Categories and Collections (12058D)
M 2:00 pm—4:50 pm
Since its inception in eighteenth-century Europe, the museum has provided modern nation-states with a powerful tool to display and define their own cultures and those from around the world. This seminar will take the museum as the critical lens through which to examine the collecting and display of Asian art in relation to conceptualizations of Asia that gained currency in the cultural and geopolitical milieu of modernity. The dual focus allows for in-depth inquiries into interregional and intraregional connections that manifested in the workings of the art market, museological practices, and art-historical discourses across Europe, the Americas, and Asia from the nineteenth century to the present day. Through a series of case studies, we will consider some of the fundamental questions in the history of collecting and display: How did an assemblage of objects represent a culture? Why was it necessary to frame the representation of a country in relation to that of a region? Why were certain countries regarded as better partners in articulating a shared identity of Asian nations than others? In what ways did object types affect the decision to include and/or exclude particular cultures in an assemblage?
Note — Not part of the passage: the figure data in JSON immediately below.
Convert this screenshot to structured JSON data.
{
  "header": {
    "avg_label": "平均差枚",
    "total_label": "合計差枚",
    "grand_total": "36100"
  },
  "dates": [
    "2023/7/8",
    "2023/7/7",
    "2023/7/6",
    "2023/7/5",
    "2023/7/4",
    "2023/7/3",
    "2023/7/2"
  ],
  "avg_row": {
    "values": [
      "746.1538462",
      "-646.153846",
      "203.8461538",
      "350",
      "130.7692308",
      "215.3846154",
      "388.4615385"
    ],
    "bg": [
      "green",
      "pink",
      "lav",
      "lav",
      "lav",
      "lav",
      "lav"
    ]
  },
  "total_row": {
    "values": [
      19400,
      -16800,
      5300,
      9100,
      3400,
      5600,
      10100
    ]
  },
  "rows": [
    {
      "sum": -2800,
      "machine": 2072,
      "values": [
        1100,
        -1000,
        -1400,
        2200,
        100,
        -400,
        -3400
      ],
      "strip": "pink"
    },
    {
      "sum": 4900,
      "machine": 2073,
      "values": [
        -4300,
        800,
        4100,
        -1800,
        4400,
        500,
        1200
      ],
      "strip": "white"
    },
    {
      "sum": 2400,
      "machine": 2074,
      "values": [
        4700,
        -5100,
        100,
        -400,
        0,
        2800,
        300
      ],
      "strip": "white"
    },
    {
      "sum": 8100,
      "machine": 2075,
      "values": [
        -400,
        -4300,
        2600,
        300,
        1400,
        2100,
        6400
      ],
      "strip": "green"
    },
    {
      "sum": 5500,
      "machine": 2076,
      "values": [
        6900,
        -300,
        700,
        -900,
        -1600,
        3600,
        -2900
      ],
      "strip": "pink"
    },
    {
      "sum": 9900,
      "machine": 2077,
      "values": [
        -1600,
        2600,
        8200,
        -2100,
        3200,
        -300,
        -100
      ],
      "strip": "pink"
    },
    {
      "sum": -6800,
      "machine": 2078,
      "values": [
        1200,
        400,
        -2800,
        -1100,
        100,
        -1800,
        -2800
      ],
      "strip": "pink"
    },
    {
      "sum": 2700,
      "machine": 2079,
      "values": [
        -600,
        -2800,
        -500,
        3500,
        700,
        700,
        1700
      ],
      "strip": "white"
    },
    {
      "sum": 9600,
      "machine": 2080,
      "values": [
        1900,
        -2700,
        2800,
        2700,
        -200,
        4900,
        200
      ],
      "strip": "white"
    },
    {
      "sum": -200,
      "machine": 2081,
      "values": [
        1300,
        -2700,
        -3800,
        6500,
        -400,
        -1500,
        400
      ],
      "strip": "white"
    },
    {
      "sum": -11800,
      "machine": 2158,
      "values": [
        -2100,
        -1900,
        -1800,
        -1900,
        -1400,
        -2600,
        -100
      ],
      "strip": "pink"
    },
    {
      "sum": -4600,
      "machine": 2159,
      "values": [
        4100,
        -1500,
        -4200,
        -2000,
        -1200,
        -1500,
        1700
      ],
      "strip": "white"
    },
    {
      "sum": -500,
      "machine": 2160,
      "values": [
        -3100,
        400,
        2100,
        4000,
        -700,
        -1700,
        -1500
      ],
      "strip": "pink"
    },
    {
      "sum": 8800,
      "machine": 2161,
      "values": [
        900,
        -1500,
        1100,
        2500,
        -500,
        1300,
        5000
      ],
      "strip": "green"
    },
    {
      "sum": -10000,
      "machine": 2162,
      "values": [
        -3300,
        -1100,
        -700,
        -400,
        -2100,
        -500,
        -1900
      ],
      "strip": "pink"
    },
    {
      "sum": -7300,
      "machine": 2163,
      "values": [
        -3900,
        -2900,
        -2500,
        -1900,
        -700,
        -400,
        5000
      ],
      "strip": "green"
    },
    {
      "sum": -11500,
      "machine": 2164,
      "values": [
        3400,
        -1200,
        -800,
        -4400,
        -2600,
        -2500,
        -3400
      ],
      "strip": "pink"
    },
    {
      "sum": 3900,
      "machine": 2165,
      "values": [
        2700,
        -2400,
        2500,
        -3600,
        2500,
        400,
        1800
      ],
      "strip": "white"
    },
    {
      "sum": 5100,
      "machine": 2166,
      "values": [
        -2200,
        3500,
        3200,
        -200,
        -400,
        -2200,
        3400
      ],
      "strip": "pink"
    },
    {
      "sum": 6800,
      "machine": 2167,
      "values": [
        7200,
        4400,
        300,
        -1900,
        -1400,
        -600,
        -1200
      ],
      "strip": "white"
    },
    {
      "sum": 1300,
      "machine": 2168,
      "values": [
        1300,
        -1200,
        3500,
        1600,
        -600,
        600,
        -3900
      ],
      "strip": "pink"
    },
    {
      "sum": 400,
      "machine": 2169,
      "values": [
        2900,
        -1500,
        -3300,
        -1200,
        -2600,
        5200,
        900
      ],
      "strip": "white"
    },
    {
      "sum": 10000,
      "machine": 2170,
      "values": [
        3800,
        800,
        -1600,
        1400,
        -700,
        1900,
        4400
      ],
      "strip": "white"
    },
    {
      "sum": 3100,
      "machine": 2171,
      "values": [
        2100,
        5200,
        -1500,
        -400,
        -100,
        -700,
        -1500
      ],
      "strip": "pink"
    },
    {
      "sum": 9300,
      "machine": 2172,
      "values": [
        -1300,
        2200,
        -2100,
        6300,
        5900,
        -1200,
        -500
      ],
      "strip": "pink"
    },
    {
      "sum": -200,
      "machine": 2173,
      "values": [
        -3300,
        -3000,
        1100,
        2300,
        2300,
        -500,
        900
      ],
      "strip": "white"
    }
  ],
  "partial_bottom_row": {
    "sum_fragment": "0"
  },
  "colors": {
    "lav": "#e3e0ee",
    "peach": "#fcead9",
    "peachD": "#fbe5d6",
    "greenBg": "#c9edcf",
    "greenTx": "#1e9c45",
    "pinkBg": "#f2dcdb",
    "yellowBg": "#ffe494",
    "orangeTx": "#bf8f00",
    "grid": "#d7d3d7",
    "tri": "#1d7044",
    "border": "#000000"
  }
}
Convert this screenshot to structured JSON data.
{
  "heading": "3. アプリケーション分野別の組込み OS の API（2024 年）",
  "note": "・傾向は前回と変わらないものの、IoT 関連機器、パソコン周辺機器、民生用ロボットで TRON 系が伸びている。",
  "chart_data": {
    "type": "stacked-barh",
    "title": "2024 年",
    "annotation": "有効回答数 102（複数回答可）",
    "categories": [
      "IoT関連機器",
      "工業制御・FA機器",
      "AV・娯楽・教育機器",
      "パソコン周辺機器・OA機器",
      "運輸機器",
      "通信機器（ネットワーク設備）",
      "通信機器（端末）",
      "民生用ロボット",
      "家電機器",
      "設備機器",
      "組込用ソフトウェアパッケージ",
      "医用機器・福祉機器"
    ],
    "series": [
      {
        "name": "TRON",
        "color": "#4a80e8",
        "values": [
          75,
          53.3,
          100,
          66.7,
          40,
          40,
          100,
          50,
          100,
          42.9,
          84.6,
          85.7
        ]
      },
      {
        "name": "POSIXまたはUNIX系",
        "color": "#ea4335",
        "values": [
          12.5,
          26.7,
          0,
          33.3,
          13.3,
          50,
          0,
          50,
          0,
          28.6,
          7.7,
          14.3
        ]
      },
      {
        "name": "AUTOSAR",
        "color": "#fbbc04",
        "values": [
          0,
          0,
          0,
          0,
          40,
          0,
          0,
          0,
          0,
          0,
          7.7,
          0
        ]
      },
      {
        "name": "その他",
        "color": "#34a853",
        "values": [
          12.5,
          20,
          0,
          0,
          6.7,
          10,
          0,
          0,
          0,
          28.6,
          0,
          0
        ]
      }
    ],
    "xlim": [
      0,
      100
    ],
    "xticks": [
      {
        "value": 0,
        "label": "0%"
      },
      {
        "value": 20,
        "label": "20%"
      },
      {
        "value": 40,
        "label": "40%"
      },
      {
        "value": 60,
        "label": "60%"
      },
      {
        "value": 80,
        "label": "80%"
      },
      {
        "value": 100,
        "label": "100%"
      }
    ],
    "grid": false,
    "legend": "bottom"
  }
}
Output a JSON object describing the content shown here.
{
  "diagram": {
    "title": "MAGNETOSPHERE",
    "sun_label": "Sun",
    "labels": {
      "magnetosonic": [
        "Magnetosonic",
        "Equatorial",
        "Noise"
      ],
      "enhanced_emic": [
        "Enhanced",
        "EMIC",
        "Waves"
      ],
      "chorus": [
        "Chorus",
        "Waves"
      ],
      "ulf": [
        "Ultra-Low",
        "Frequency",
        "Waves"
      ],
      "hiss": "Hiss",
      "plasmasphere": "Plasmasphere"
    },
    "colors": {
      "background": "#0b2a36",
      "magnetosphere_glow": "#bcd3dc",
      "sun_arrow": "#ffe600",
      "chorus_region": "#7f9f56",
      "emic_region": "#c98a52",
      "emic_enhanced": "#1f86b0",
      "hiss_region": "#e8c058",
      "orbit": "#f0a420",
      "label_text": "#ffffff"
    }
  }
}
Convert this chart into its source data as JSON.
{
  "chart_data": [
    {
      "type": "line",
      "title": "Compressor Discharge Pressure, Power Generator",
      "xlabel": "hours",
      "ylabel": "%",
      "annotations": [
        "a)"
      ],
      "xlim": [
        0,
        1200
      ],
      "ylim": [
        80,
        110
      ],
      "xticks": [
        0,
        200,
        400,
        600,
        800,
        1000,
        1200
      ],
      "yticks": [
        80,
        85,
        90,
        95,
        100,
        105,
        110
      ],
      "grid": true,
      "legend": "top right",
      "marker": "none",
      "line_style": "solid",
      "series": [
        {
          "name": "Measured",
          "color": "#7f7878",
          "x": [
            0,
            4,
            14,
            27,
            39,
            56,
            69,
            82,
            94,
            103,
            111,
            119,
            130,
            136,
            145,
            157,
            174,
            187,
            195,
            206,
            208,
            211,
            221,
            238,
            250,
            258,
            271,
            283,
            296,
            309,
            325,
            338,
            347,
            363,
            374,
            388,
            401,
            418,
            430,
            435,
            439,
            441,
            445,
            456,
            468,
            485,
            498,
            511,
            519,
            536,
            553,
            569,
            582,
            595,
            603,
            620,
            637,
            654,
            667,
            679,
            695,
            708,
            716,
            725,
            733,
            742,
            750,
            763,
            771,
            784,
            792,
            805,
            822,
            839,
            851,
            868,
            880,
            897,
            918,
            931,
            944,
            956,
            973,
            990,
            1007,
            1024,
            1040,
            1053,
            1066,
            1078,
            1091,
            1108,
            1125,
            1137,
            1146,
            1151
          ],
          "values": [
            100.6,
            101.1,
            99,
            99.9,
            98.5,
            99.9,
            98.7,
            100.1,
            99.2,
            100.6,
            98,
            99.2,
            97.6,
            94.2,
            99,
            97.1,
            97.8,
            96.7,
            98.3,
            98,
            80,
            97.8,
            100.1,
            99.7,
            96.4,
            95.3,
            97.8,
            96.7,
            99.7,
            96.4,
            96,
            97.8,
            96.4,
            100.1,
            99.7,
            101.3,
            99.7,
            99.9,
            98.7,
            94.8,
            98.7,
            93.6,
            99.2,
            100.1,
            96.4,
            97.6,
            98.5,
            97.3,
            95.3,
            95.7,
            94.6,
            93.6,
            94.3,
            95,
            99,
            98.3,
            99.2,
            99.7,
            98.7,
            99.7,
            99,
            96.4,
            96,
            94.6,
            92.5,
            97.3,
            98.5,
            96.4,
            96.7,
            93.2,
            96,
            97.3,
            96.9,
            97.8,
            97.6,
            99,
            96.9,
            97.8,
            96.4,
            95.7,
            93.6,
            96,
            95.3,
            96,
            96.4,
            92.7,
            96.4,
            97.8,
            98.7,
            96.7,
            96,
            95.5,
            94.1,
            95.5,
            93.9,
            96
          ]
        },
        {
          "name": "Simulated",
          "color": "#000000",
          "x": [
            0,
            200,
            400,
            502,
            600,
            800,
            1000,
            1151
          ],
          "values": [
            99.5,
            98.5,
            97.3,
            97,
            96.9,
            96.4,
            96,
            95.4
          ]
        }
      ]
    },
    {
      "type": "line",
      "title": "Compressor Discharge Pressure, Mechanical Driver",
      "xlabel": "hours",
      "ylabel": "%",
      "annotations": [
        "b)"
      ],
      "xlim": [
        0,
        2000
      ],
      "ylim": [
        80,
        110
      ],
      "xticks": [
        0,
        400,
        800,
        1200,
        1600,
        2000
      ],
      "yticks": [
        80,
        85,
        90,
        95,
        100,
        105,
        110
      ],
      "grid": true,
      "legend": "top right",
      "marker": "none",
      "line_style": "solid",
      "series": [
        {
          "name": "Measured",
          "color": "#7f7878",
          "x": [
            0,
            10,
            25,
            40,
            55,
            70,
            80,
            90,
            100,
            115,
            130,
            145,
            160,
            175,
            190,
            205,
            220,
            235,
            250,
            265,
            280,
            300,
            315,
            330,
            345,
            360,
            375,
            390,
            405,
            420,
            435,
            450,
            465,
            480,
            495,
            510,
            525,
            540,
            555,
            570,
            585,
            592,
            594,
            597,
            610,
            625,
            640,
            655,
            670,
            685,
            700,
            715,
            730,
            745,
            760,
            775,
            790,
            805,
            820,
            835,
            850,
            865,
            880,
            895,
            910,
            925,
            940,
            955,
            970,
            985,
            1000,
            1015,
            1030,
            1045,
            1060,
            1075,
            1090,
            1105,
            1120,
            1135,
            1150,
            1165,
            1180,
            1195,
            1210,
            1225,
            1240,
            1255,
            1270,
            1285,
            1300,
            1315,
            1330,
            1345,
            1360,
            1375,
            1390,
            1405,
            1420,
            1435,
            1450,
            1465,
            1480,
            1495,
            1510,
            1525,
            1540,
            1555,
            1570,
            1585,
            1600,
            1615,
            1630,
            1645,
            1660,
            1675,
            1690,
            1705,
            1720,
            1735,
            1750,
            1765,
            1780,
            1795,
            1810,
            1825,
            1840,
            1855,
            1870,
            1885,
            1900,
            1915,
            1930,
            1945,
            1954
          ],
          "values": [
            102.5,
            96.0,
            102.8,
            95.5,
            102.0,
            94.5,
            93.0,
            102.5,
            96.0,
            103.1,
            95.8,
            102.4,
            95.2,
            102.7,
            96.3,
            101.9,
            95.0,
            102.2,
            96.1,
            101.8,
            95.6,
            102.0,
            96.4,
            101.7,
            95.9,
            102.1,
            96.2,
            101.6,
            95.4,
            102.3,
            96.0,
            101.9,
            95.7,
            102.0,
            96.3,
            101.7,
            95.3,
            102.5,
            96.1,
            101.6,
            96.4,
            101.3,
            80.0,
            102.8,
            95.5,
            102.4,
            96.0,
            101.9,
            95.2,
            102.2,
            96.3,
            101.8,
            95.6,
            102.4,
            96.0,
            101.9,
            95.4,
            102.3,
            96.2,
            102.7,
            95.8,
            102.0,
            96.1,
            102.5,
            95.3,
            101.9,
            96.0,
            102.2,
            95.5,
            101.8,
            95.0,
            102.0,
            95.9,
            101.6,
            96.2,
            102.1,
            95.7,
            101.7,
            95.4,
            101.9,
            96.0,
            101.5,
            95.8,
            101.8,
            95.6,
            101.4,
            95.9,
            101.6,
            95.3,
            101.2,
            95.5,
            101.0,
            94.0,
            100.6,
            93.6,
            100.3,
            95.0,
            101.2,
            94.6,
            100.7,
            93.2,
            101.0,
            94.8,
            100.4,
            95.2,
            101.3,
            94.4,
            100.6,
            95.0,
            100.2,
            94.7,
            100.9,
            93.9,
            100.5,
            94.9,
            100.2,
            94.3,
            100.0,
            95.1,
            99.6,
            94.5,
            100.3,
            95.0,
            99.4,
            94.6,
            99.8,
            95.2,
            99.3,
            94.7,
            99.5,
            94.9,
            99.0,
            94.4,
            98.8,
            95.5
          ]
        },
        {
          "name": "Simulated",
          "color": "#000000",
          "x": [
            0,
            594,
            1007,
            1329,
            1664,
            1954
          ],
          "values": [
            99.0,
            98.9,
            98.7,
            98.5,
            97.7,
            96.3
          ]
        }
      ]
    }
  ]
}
Who were involved in determining the cultural meanings of these objects, and who were the audiences?
This seminar offers a semester-long preview of an international symposium that the instructor is co-organizing with colleagues at Los Angeles County Museum of Art, to be held at USC and LACMA in January 2015. Some of the speakers from this event will meet with the class to discuss their paper topics and related readings either on campus or at the museum.
*The classes and times listed are subject to change.